With hospitalists taking on larger roles and more and more primary-care practices being taken over by hospital systems, tensions between primary-care physicians and hospitalists over the proper course of treatment for primary-care physicians’ hospitalized patients can be intense and the communications gaps wide.

Cheryl Pegus, M.D., director of the Division of General Internal Medicine and Clinical Innovation at New York University Langone Medical Center, touts open communication and coordinated care by the two groups  in this video.

Bu in their ¬†Medscape comments about Dr Pegus’s upbeat video, frustrated physicians indicated that the nice things, including professional collegiality, she describes are not yet the reality they experience.

Improving links between PCPs and hospitalists


Text and video: Cheryl Pegus, M.D.,  director of the Division of General Internal Medicine and Clinical Innovation at New York University Langone Medical Center, discusses how to improve the relationship between primary-care physicians and hospitalists; the latter are the fastest growing specialty physicians in the U.S.

She notes that with that growth, “Over the past 5 or 10 years, we’ve also seen another trend.

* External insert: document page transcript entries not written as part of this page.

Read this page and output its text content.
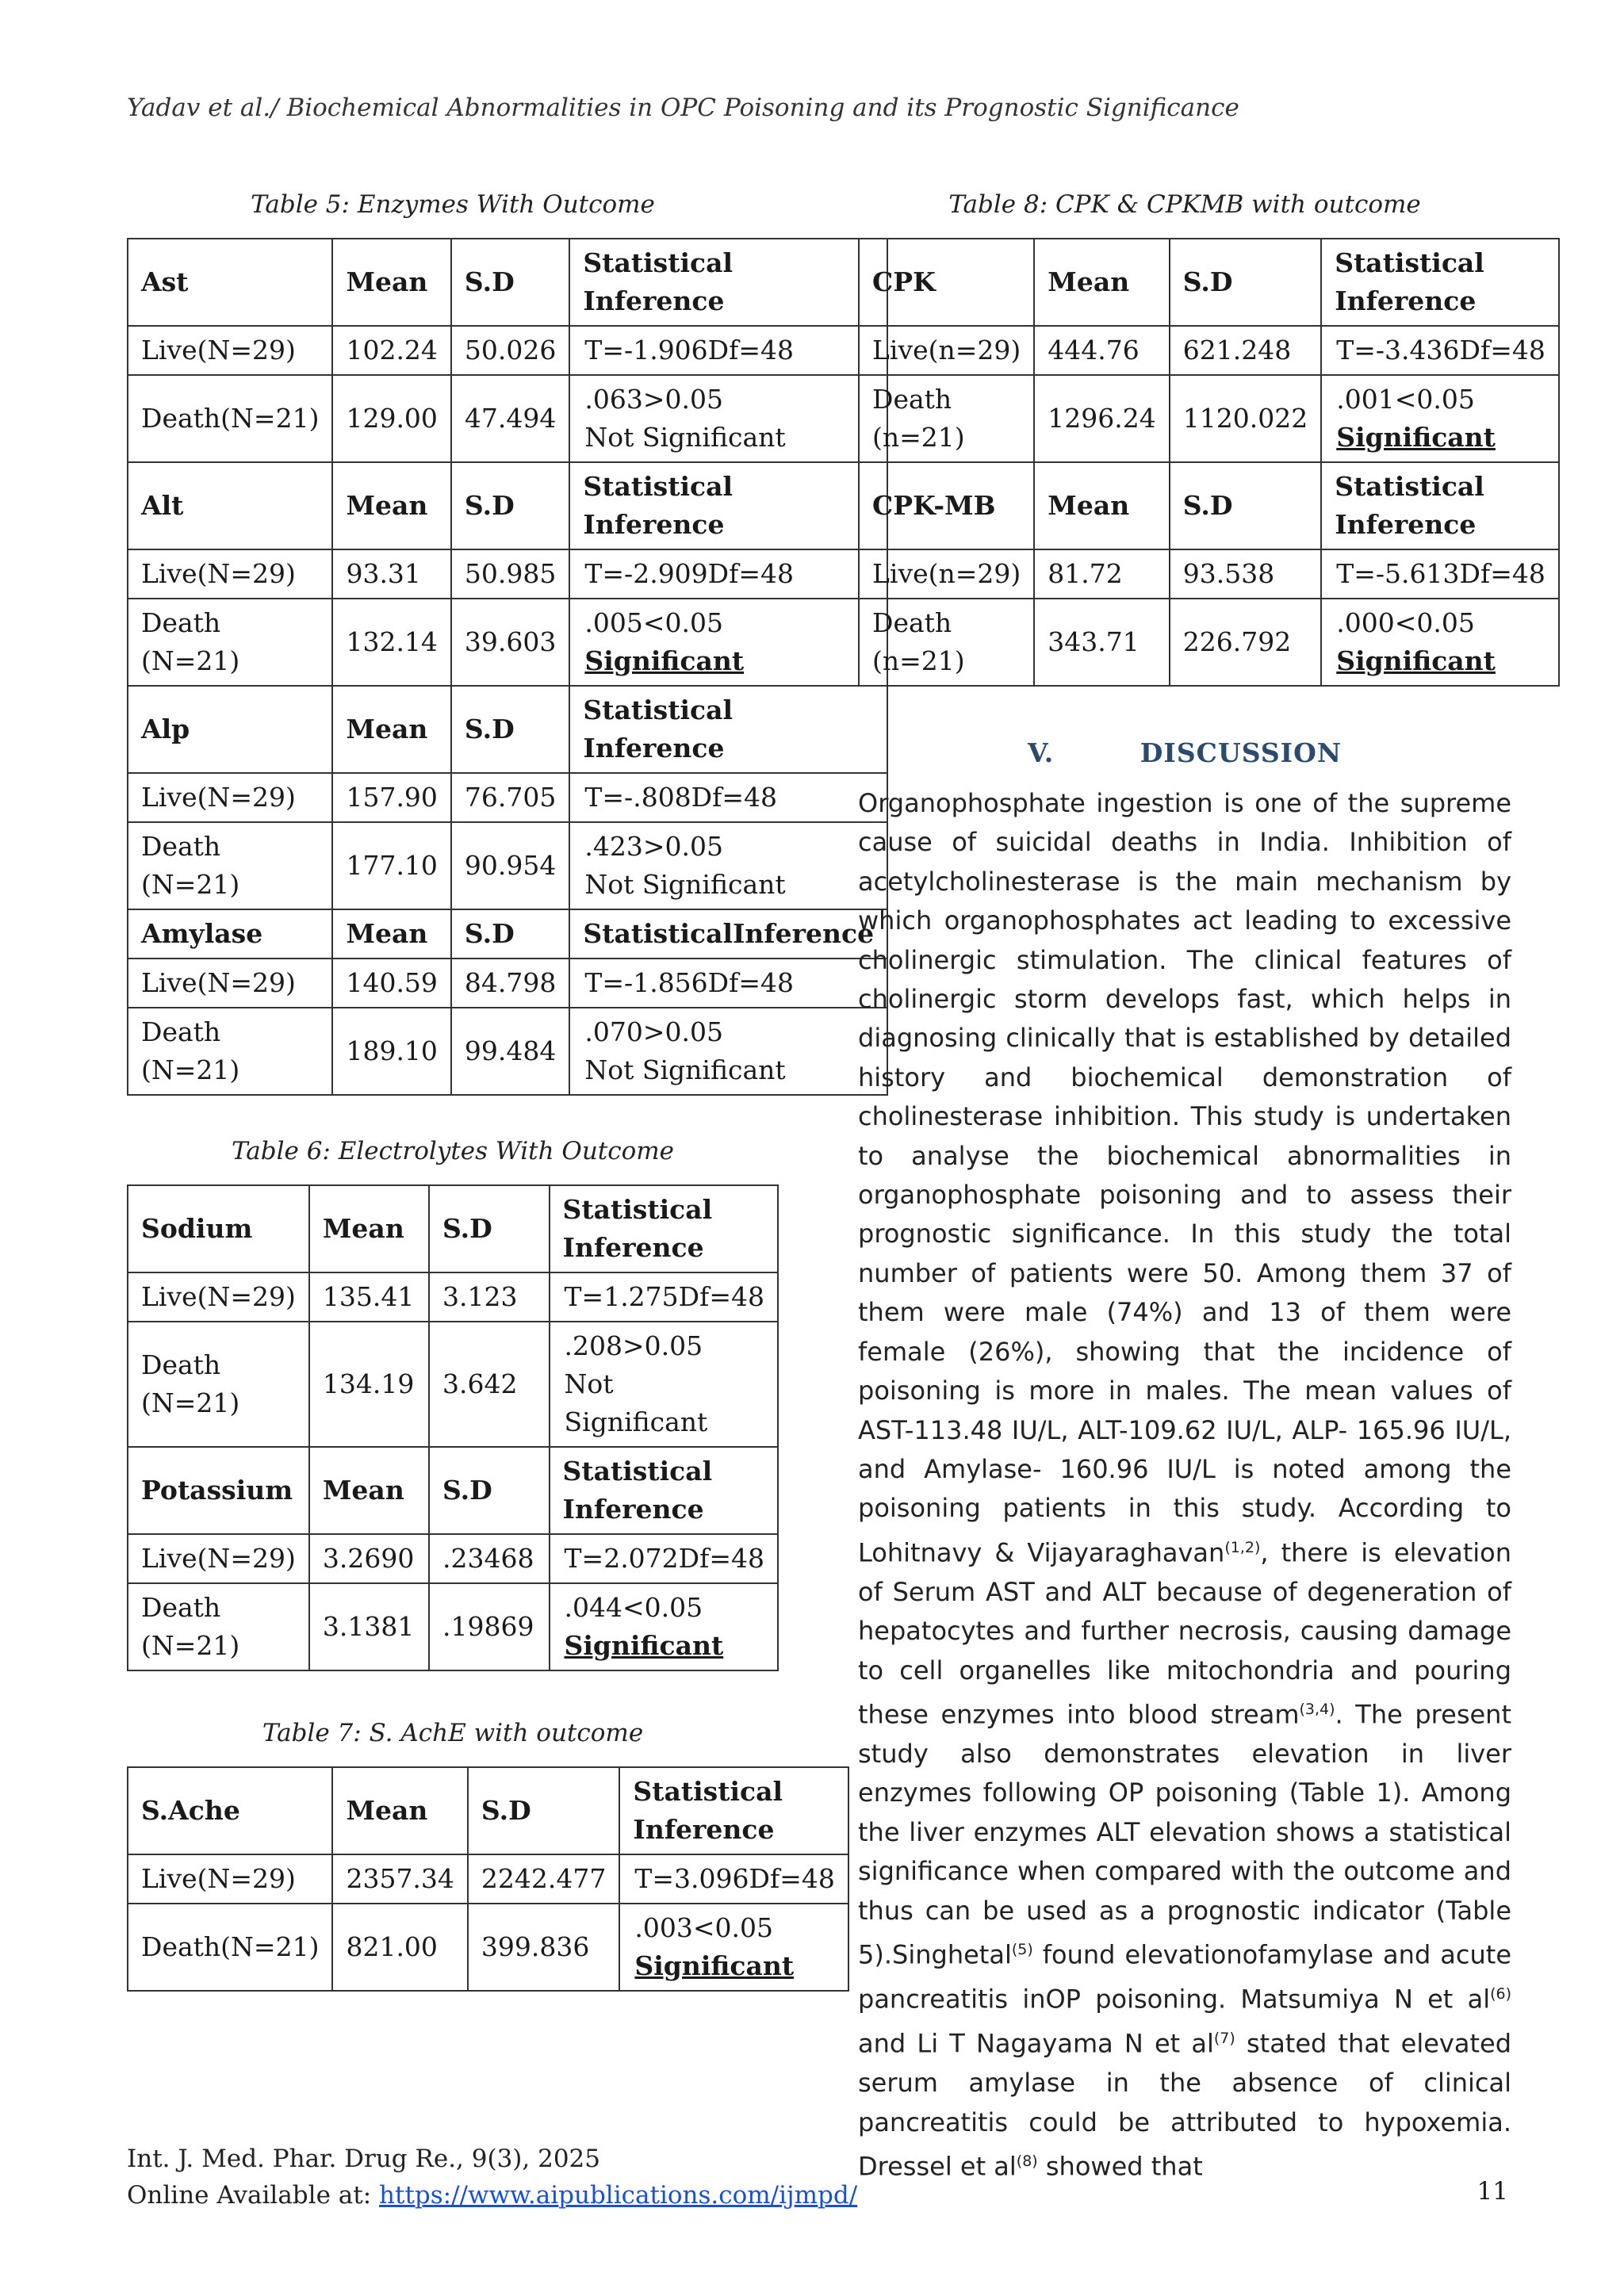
Yadav et al./ Biochemical Abnormalities in OPC Poisoning and its Prognostic Significance

Table 5: Enzymes With Outcome

Ast	Mean	S.D	Statistical Inference
Live(N=29)	102.24	50.026	T=-1.906Df=48
Death(N=21)	129.00	47.494	.063>0.05
Not Significant

Alt	Mean	S.D	Statistical Inference
Live(N=29)	93.31	50.985	T=-2.909Df=48
Death (N=21)	132.14	39.603	.005<0.05
Significant

Alp	Mean	S.D	Statistical Inference
Live(N=29)	157.90	76.705	T=-.808Df=48
Death (N=21)	177.10	90.954	.423>0.05
Not Significant

Amylase	Mean	S.D	StatisticalInference
Live(N=29)	140.59	84.798	T=-1.856Df=48
Death (N=21)	189.10	99.484	.070>0.05
Not Significant

Table 6: Electrolytes With Outcome

Sodium	Mean	S.D	Statistical Inference
Live(N=29)	135.41	3.123	T=1.275Df=48
Death (N=21)	134.19	3.642	.208>0.05
Not Significant

Potassium	Mean	S.D	Statistical Inference
Live(N=29)	3.2690	.23468	T=2.072Df=48
Death (N=21)	3.1381	.19869	.044<0.05
Significant

Table 7: S. AchE with outcome

S.Ache	Mean	S.D	Statistical Inference
Live(N=29)	2357.34	2242.477	T=3.096Df=48
Death(N=21)	821.00	399.836	.003<0.05
Significant

Table 8: CPK & CPKMB with outcome

CPK	Mean	S.D	Statistical Inference
Live(n=29)	444.76	621.248	T=-3.436Df=48
Death (n=21)	1296.24	1120.022	.001<0.05
Significant

CPK-MB	Mean	S.D	Statistical Inference
Live(n=29)	81.72	93.538	T=-5.613Df=48
Death (n=21)	343.71	226.792	.000<0.05
Significant
V.	DISCUSSION

Organophosphate ingestion is one of the supreme cause of suicidal deaths in India. Inhibition of acetylcholinesterase is the main mechanism by which organophosphates act leading to excessive cholinergic stimulation. The clinical features of cholinergic storm develops fast, which helps in diagnosing clinically that is established by detailed history and biochemical demonstration of cholinesterase inhibition. This study is undertaken to analyse the biochemical abnormalities in organophosphate poisoning and to assess their prognostic significance. In this study the total number of patients were 50. Among them 37 of them were male (74%) and 13 of them were female (26%), showing that the incidence of poisoning is more in males. The mean values of AST-113.48 IU/L, ALT-109.62 IU/L, ALP- 165.96 IU/L, and Amylase- 160.96 IU/L is noted among the poisoning patients in this study. According to Lohitnavy & Vijayaraghavan$^{(1,2)}$, there is elevation of Serum AST and ALT because of degeneration of hepatocytes and further necrosis, causing damage to cell organelles like mitochondria and pouring these enzymes into blood stream$^{(3,4)}$. The present study also demonstrates elevation in liver enzymes following OP poisoning (Table 1). Among the liver enzymes ALT elevation shows a statistical significance when compared with the outcome and thus can be used as a prognostic indicator (Table 5).Singhetal$^{(5)}$ found elevationofamylase and acute pancreatitis inOP poisoning. Matsumiya N et $al^{(6)}$ and Li T Nagayama N et $al^{(7)}$ stated that elevated serum amylase in the absence of clinical pancreatitis could be attributed to hypoxemia. Dressel et $al^{(8)}$ showed that

Int. J. Med. Phar. Drug Re., 9(3), 2025
Online Available at: https://www.aipublications.com/ijmpd/	11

Academic medical centers, hospitals, and community health systems have been purchasing outpatient practices of ambulatory physicians. Today, about 58 percent of family medicine physicians and 50 percent of internal medicine physicians are employed by health systems. We also see this with multi-specialty practices, where about 40 percent of them are associated with health systems and about 20 percent are associated with single-specialty hospitals. Today, we have a number of our physicians who are employed in both the inpatient and outpatient settings.”

Among her other remarks:

“There are many advantages to having outpatient ambulatory sites and inpatient physicians having patients’ care on the same patient portal where the patients also have access to the system. Some of the benefits include that there is a patient history readily available. You actually know who the physicians are the patient has seen from a specialty, and from a primary care perspective, and you have their results. You’re aware of the different community resources that a patient has had. This allows beginning an easy communication between physicians, even if they’ve met only once or twice, allowing for easier diagnosis, easier treatment protocols, and transitions back into the community.”

“Because these physicians all work within the same health systems, it’s extremely important that there are great communication modalities set up so that all of the physicians within a health system are hearing the same message. ”

“Electronic medical records form a basis for improving communications between inpatient and outpatient physicians. Putting training into place so that physicians are aware of the tools and how to use them is very important.”